The legislation that is applicable to the payment services market is currently subject to a lot of developments. In this blog an overview is provided of the highlights with regard to the development as of the first Payment Services Directive until the final draft regulatory technical standards published by the European Banking Authority on 23 February 2017. In the below overview, particular attention is dedicated to the first Dutch draft of legislation for the second Payment Services Directive, that was published for consultation in November 2016.
In 2007 the first Payment Services Directive (“PSD I“) was adopted. PSD I aimed to regulate the payment industry and to enhance consumer protection. PSD I however did not accurately reflect the manner in which certain payment methods operate. In addition the application of PSD I was not always clear. Furthermore, the European Commission (the “EC“) was concerned that many payment service providers (“PSPs“) escaped the regulation under PSD I. Among others for these reasons, the EC proposed a second iteration of PSD I.
Payment Services Directive II
On 2 June 2015, the Council of the EU published its final compromise text for the second Payment Services Directive (“PSD II“). PSD II will take effect from 13 January 2018. The 5 main objectives of PSD II are to:
- contribute to a more integrated and efficient European payments market;
- improve the level playing field for payment service providers;
- make payments safer and more secure;
- protect consumers; and
- encourage lower prices for payments.
Second Payment Services Directive in the Netherlands
Consequently, in November 2016, the first Dutch draft of legislation for PSD II was published for consultation. The three most significant changes in payment services regulation in the Netherlands following PSD II are as follows.
Three most significant changes
1. Extension of the scope (beyond Europe)
Under PSD I, the scope of application includes inter alia all types of payment services carried out in EU currencies, provided within the EU, to the extent that both the payer’s PSP and the payee’s PSP are located in the EU (in other words: “both legs in”). PSD II extends the scope beyond Europe by including transactions in which at least one PSP that is involved in the transaction is established in the EU (in other words: “one leg in transactions”). Furthermore, PSD II is applicable regardless of the currency used.
In addition, the scope of PSD II is extended with the purchase of physical goods and services through a telecom operator and third party PSPs, being: (i) payment initiation service providers, (ii) account information service providers and (iii) issuers of payment instruments.
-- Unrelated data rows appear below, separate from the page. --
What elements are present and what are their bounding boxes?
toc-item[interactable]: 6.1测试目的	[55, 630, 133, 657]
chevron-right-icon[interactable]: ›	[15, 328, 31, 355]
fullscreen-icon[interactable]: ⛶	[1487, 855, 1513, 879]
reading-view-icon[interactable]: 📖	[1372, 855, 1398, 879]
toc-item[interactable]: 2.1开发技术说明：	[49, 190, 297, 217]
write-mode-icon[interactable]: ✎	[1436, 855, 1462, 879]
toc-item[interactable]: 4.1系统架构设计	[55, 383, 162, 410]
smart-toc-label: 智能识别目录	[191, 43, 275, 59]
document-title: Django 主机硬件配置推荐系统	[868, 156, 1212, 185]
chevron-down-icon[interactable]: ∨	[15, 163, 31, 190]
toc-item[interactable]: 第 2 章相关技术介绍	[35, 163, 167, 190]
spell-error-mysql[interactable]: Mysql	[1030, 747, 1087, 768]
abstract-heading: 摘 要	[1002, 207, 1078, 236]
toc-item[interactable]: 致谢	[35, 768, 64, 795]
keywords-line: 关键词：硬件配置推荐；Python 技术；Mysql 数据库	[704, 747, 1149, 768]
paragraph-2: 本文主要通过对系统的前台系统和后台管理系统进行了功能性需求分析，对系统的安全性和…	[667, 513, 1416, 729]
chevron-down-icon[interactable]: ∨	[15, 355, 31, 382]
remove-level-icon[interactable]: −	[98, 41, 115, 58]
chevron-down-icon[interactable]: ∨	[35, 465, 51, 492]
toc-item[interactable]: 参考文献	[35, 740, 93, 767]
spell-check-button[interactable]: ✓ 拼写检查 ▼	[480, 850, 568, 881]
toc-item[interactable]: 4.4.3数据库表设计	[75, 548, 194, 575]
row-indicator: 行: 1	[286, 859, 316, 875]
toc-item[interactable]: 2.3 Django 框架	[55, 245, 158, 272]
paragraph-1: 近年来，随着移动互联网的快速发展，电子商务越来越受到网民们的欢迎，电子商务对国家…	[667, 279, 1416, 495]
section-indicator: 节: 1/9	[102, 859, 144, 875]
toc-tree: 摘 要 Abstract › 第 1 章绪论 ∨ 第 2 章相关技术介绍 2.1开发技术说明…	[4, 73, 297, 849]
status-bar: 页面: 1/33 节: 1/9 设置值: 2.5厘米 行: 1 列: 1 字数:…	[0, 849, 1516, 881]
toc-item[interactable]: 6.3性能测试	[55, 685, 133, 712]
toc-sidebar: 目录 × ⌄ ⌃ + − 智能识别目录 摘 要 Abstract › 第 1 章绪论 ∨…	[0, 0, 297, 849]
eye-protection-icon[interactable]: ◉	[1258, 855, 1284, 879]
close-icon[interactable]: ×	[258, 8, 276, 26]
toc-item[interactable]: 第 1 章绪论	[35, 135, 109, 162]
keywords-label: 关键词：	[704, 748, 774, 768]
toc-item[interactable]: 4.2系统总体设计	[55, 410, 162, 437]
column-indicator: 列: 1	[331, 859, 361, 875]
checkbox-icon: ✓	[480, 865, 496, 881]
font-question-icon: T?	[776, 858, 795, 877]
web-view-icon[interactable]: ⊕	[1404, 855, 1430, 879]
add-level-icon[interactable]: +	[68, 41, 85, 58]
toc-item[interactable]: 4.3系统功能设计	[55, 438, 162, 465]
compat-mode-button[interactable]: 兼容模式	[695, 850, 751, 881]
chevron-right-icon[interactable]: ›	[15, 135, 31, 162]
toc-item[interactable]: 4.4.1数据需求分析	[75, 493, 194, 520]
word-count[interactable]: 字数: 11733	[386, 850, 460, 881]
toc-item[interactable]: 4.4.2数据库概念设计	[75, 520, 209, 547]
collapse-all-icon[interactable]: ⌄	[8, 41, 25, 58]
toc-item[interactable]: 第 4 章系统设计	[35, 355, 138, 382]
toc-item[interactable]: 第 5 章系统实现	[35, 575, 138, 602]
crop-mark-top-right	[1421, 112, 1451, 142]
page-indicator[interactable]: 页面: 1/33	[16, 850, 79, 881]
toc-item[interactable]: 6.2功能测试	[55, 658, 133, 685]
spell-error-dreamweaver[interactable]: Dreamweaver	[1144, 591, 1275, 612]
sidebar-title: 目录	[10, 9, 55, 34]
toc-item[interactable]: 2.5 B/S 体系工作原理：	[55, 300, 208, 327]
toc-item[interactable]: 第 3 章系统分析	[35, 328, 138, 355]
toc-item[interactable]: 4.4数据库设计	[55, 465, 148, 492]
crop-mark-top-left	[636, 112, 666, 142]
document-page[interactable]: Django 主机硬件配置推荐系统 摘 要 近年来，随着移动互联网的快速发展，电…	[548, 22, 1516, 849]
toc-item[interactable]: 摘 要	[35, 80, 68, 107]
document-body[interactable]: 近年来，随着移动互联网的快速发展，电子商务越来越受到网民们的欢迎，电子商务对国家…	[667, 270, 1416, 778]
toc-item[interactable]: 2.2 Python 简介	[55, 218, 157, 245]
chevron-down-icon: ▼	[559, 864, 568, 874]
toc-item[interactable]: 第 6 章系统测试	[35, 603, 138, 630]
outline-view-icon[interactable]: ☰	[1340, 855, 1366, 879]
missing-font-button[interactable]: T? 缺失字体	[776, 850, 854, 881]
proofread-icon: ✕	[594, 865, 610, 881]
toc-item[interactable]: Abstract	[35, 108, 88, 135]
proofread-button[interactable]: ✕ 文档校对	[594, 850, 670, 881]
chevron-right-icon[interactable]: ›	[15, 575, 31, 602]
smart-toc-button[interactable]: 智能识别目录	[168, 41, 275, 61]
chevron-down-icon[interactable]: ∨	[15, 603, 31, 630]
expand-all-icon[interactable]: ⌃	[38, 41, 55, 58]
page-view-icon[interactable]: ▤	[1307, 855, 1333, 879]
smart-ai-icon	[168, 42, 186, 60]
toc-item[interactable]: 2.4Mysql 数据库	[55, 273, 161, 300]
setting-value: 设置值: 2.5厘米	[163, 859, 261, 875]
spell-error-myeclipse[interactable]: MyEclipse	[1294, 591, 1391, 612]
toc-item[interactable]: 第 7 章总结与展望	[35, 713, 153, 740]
PSD I states that charges shall be agreed between the payment service user and the PSP and shall be appropriate and in line with the PSP’s actual costs. Furthermore, PSD I left it up to each country to decide upon surcharging of card payments. This discretion created a scattered European landscape in which some countries banned surcharges and some others allowed it.
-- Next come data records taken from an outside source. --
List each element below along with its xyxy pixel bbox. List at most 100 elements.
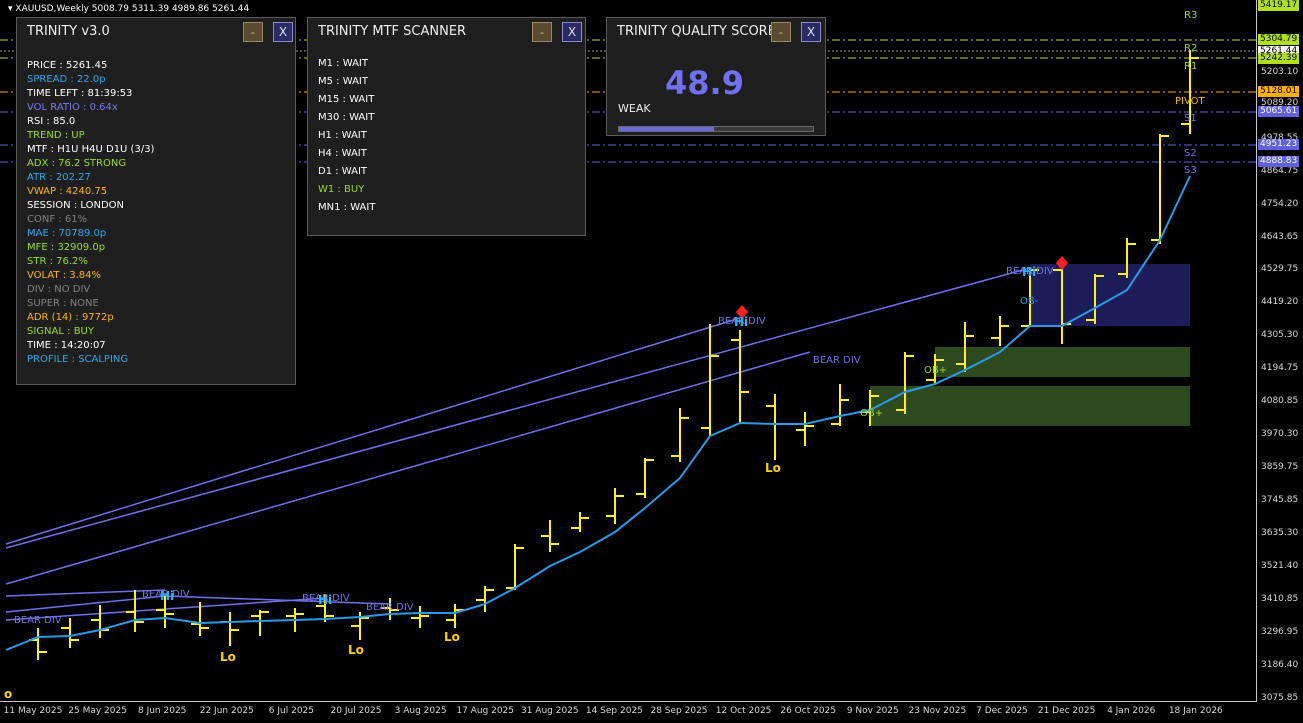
stat-value: LONDON [80,200,125,211]
mtf-scanner-title: TRINITY MTF SCANNER [318,24,467,39]
time-tick: 17 Aug 2025 [456,706,515,716]
hi-label: Hi [160,589,174,603]
trinity-stat-row: VOLAT : 3.84% [27,270,102,281]
mtf-timeframe: H1 [318,130,332,141]
stat-label: MFE [27,242,48,253]
mtf-status: WAIT [342,58,368,69]
mtf-timeframe: H4 [318,148,332,159]
mtf-status: WAIT [341,130,367,141]
time-tick: 14 Sep 2025 [585,706,643,716]
price-tick: 4080.85 [1261,396,1299,406]
mtf-close-button[interactable]: X [562,22,582,42]
ohlc-values: 5008.79 5311.39 4989.86 5261.44 [91,4,250,14]
time-tick: 25 May 2025 [68,706,127,716]
price-tick: 4529.75 [1261,264,1299,274]
pivot-label: PIVOT [1175,96,1206,107]
stat-label: PRICE [27,60,57,71]
trinity-stat-row: PROFILE : SCALPING [27,354,129,365]
price-tick: 4643.65 [1261,232,1299,242]
trinity-stat-row: ADR (14) : 9772p [27,312,114,323]
stat-label: RSI [27,116,44,127]
quality-progress-track [618,126,814,132]
quality-score-panel: TRINITY QUALITY SCORE - X 48.9 WEAK [606,17,826,136]
time-tick: 11 May 2025 [3,706,63,716]
trinity-stat-row: TIME : 14:20:07 [27,340,106,351]
stat-label: TREND [27,130,62,141]
stat-label: STR [27,256,47,267]
mtf-status: WAIT [341,166,368,177]
trinity-close-button[interactable]: X [273,22,293,42]
trinity-stat-row: DIV : NO DIV [27,284,91,295]
s3-label: S3 [1184,165,1197,176]
mtf-row: H1 : WAIT [318,130,367,141]
dropdown-arrow-icon[interactable]: ▾ [8,4,13,14]
trinity-minimize-button[interactable]: - [243,22,263,42]
price-tick: 3075.85 [1261,693,1299,703]
mtf-minimize-button[interactable]: - [532,22,552,42]
trinity-stat-row: SESSION : LONDON [27,200,125,211]
price-tick: 3186.40 [1261,660,1299,670]
s1-label: S1 [1184,113,1197,124]
stat-value: H1U H4U D1U (3/3) [57,144,155,155]
stat-label: VWAP [27,186,57,197]
time-tick: 12 Oct 2025 [715,706,772,716]
stat-value: 81:39:53 [87,88,133,99]
stat-label: SESSION [27,200,71,211]
time-tick: 23 Nov 2025 [908,706,967,716]
stat-value: 9772p [81,312,114,323]
price-level-tag: 5304.79 [1258,34,1300,45]
quality-grade: WEAK [618,102,651,115]
stat-label: MTF [27,144,48,155]
stat-label: TIME LEFT [27,88,78,99]
mtf-row: H4 : WAIT [318,148,367,159]
ob-plus-zone-lower [870,386,1190,426]
ob-plus-label: OB+ [860,408,883,419]
time-tick: 26 Oct 2025 [780,706,837,716]
price-tick: 4194.75 [1261,363,1299,373]
symbol-name: XAUUSD,Weekly [15,4,89,14]
stat-value: 202.27 [55,172,91,183]
quality-minimize-button[interactable]: - [771,22,791,42]
stat-value: UP [71,130,85,141]
price-tick: 5203.10 [1261,67,1299,77]
stat-value: NONE [69,298,99,309]
price-level-tag: 5242.39 [1258,53,1300,64]
price-tick: 3970.30 [1261,429,1299,439]
mtf-row: W1 : BUY [318,184,365,195]
stat-label: ADX [27,158,49,169]
stat-value: 4240.75 [65,186,108,197]
mtf-status: WAIT [341,148,367,159]
time-tick: 18 Jan 2026 [1168,706,1223,716]
stat-label: ATR [27,172,47,183]
r1-label: R1 [1184,61,1197,72]
trinity-stat-row: SIGNAL : BUY [27,326,94,337]
lo-label: Lo [765,461,781,475]
stat-label: MAE [27,228,49,239]
stat-value: 5261.45 [65,60,108,71]
mtf-timeframe: M5 [318,76,333,87]
stat-value: 32909.0p [57,242,106,253]
quality-close-button[interactable]: X [801,22,821,42]
quality-score-title: TRINITY QUALITY SCORE [617,24,776,39]
trinity-stat-row: TIME LEFT : 81:39:53 [27,88,133,99]
stat-value: 85.0 [52,116,76,127]
stat-value: 76.2% [56,256,88,267]
price-scale[interactable]: 5203.10 5089.20 4978.55 4864.75 4754.20 4643.… [1257,0,1303,703]
time-scale[interactable]: 11 May 2025 25 May 2025 8 Jun 2025 22 Jun 2… [0,702,1257,723]
chart-area[interactable]: BEAR DIV BEAR DIV BEAR DIV BEAR DIV BEAR… [0,0,1257,702]
stat-label: DIV [27,284,45,295]
price-tick: 3521.40 [1261,561,1299,571]
trinity-panel: TRINITY v3.0 - X PRICE : 5261.45 SPREAD :… [16,17,296,385]
stat-label: SIGNAL [27,326,64,337]
time-tick: 22 Jun 2025 [199,706,254,716]
mtf-row: D1 : WAIT [318,166,368,177]
lo-label: Lo [444,630,460,644]
time-tick: 21 Dec 2025 [1037,706,1096,716]
lo-label-partial: o [4,687,12,701]
trinity-stat-row: SUPER : NONE [27,298,99,309]
stat-value: BUY [73,326,94,337]
stat-label: SUPER [27,298,60,309]
hi-label: Hi [734,315,748,329]
trinity-stat-row: MTF : H1U H4U D1U (3/3) [27,144,155,155]
mtf-status: WAIT [349,112,375,123]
PSD II seeks to standardize the different approaches to surcharges on card-based transactions:
- surcharging will, in principle, still be allowed, but strictly limited by the direct costs borne by the payee;
- surcharging for payment cards that are regulated by Chapter II of the MIF Regulation and the SEPA Regulation (basically transactions by way of payment cards based on “four party payment card schemes”, money transfers and direct debit collections) are prohibited; and
- PSD II still leaves room for the Member States to prohibit or limit the right of the payee to request charges taking into account the need to encourage competition and promote the use of efficient payment instruments.
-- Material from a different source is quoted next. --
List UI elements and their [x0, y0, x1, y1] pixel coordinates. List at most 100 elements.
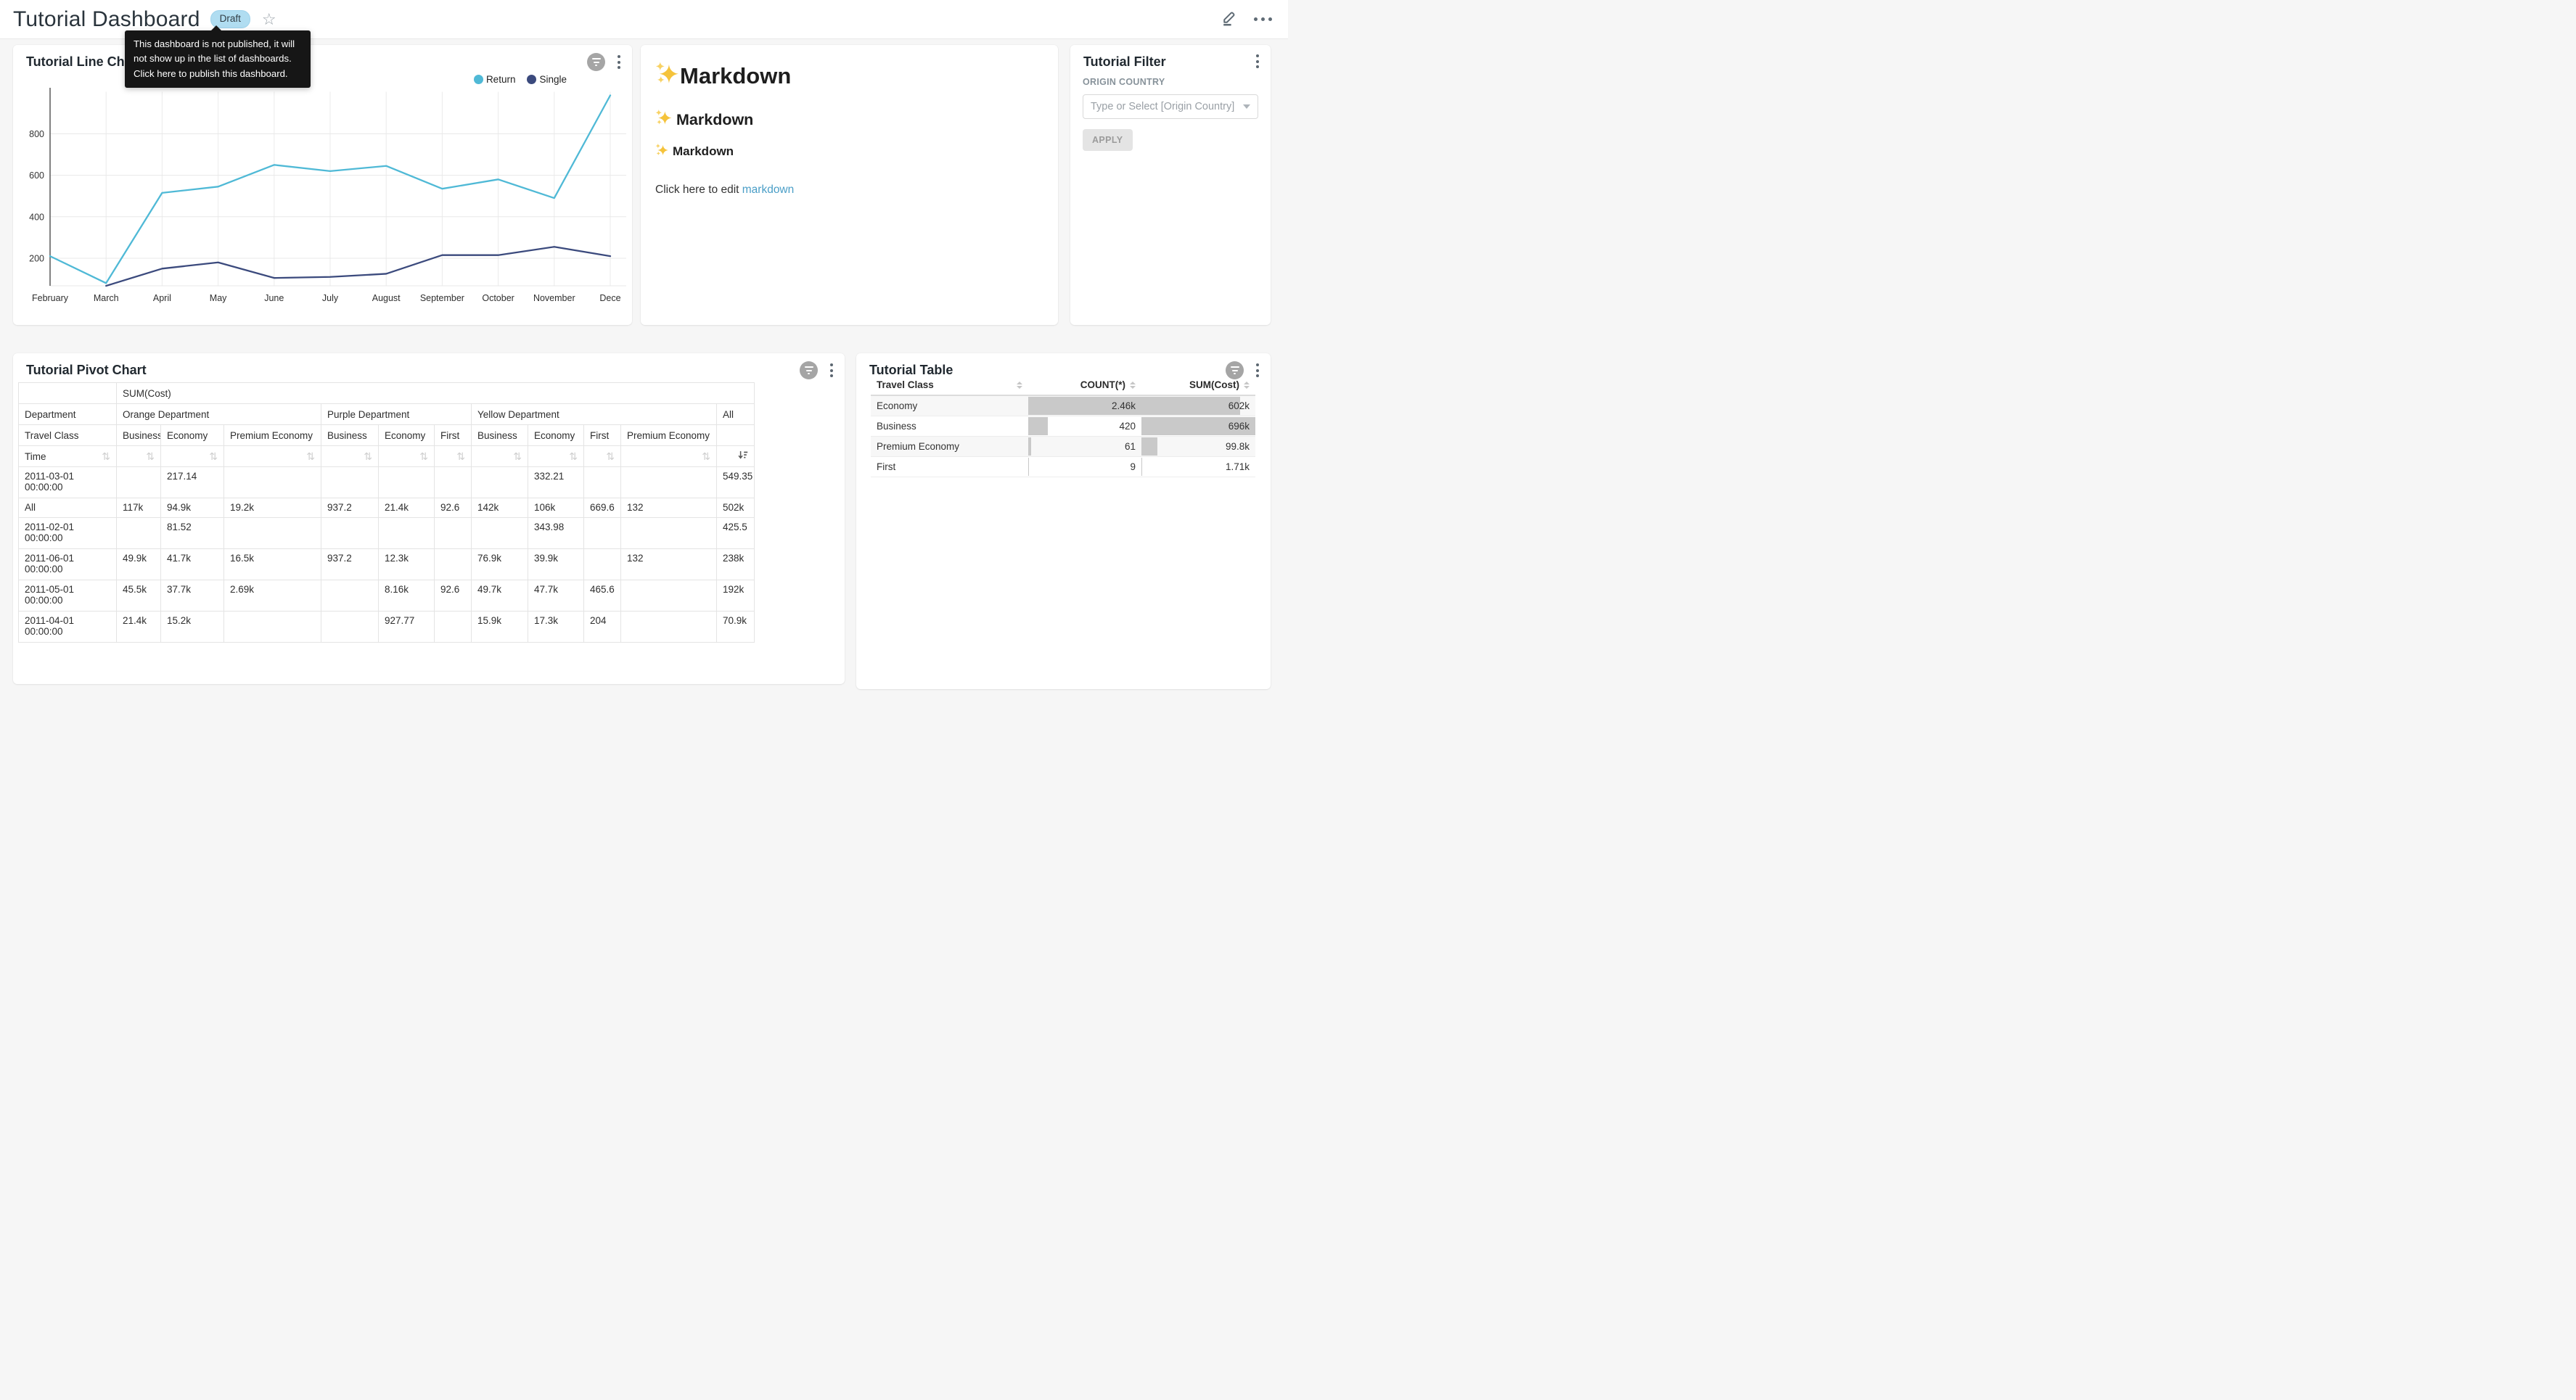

Under Dutch law, currently section 6:230k of the Dutch Civil Code (het Burgerlijk Wetboek, the “DCC“) states that surcharging for the use of a payment instrument can be charged on to a consumer, to the extent that the costs do not exceed the actual costs of the PSP. The Netherlands does not take advantage of the possibility to further prohibit or limit the right of the payee to surcharge. The content of the aforementioned section will therefore remain unchanged.
3. Introduction of strong customer authentication (“SCA“)
SCA means an authentication based on the use of two or more elements categorised as (1) knowledge (something only the user knows), (2) possession (something only the user possesses) and (3) inherence (something the user is) that are independent, in that the breach of one does not compromise the reliability of the others, and is designed in such a way as to protect the confidentiality of the authentication data.
Under PSD II Member States should ensure that a PSP applies strong customer authentication where the payer:
- accesses its payment account online;
- initiates an electronic payment transaction; or
- carries out any action through a remote channel which may imply a risk of payment fraud or other abuses.
On 23 February 2017, the European Banking Authority (the “EBA“) provided further guidance on how the new rules concerning SCA should be explained. In this framework, EBA published final draft regulatory technical standards (“RTS“) specifying the requirements of SCA and the exemptions from the application of SCA. In short, specific characteristics for the three elements constituting SCA were removed from the previous RTS, to ensure technology neutrality and allow for future innovations. Furthermore, with regard to the exemptions from the principle of SCA, the EBA introduced two new exemptions: one based on transaction-risk analysis and the other for payments at ‘unattended terminals’ for transport or parking fares.
The final draft RTS will be submitted to the Commission for adoption, following which they will be subject to scrutiny by the European Parliament and the Council before being published in the Official Journal of the European Union. The RTS will be applicable eighteen months after its entry into force, which would suggest an application date of the RTS in November 2018 the earliest.